VIENNA - A deadline for Iran to answer U.N. nuclear watchdog questions about suspected atomic bomb research was reached on Monday without any immediate word on whether Tehran had provided the information.
Western officials have long said Iran must address the U.N. agency's suspicions about its work and that this would be an important boost for parallel diplomatic efforts to end a decade-old dispute over the country's nuclear program.
Washington and its allies have accused Iran of working to produce an atomic weapons capability, raising fears of a new Middle East war. Iran has dismissed the accusations, saying its work is focused on generating electricity and other peaceful projects.
Diplomats told Reuters last week that the long-running inquiry by the International Atomic Energy Agency (IAEA) appeared to be making only slow headway, casting doubt on whether Iran would fully meet the Aug. 25 target date.
They said there was still time for Iran to respond to the questions, noting that it had occasionally waited until the last minute to make concessions in the past. Officials said Tehran might also provide the information a few days late.
There was no immediate comment from Tehran and the IAEA said it would not comment on the issue on Monday. Diplomats say the watchdog may only release details of any Iranian response in its next quarterly report, expected in early September.
The Islamic republic has promised to cooperate with the IAEA since Hassan Rouhani, widely seen as a pragmatist, was elected Iranian president in mid-2013.

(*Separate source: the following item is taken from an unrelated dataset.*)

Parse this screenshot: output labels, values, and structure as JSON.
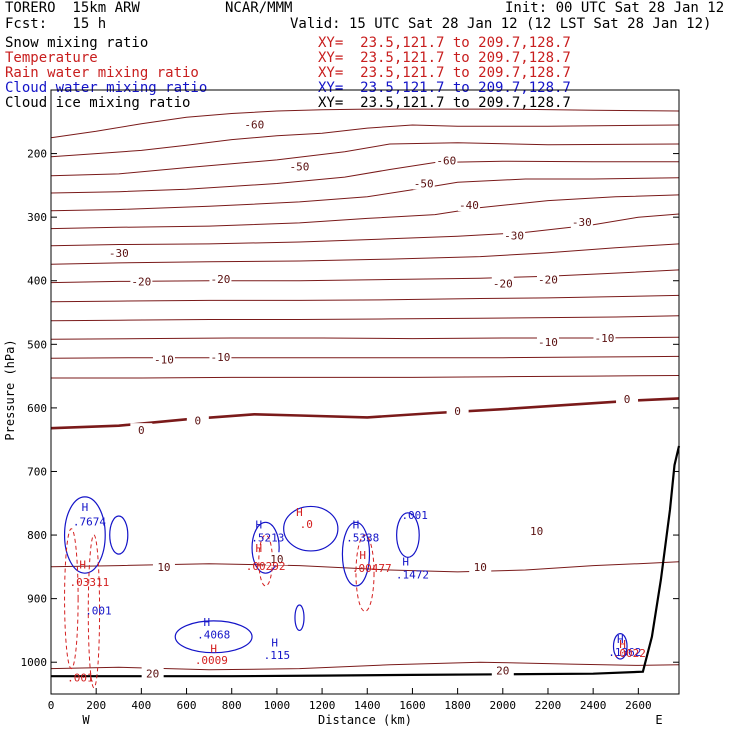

Tehran agreed in May to take five steps by late August, including information on alleged explosives experimentation, and studies related to calculating nuclear explosive yields.
Western diplomats say Iran needs to help clear up the IAEA's suspicions if it wants to reach a broader diplomatic deal in the separate negotiations with the United States, France, Germany, Britain, China and Russia.
Those talks are focused on persuading Iran to curb its atomic activities in exchange for a lifting of sanctions that are hurting its oil-dependent economy.
With major gaps remaining over what will be permitted in Iran's uranium-enrichment program - activity which can have both civilian and military uses - those talks were extended in July until Nov. 24.
After years of what the West saw as Iranian stonewalling, Iran as a first step in May gave the IAEA information about why it was developing exploding bridge wire detonators, which can be used to set off atomic explosive devices. Iran says they are for civilian use.
The areas that the IAEA wants Iran to address were listed in a report published in the watchdog in 2011 that included a trove of intelligence indicating a concerted weapons program that was halted in 2003, when Iran came under increased international pressure. The intelligence also suggested some activities may later have resumed.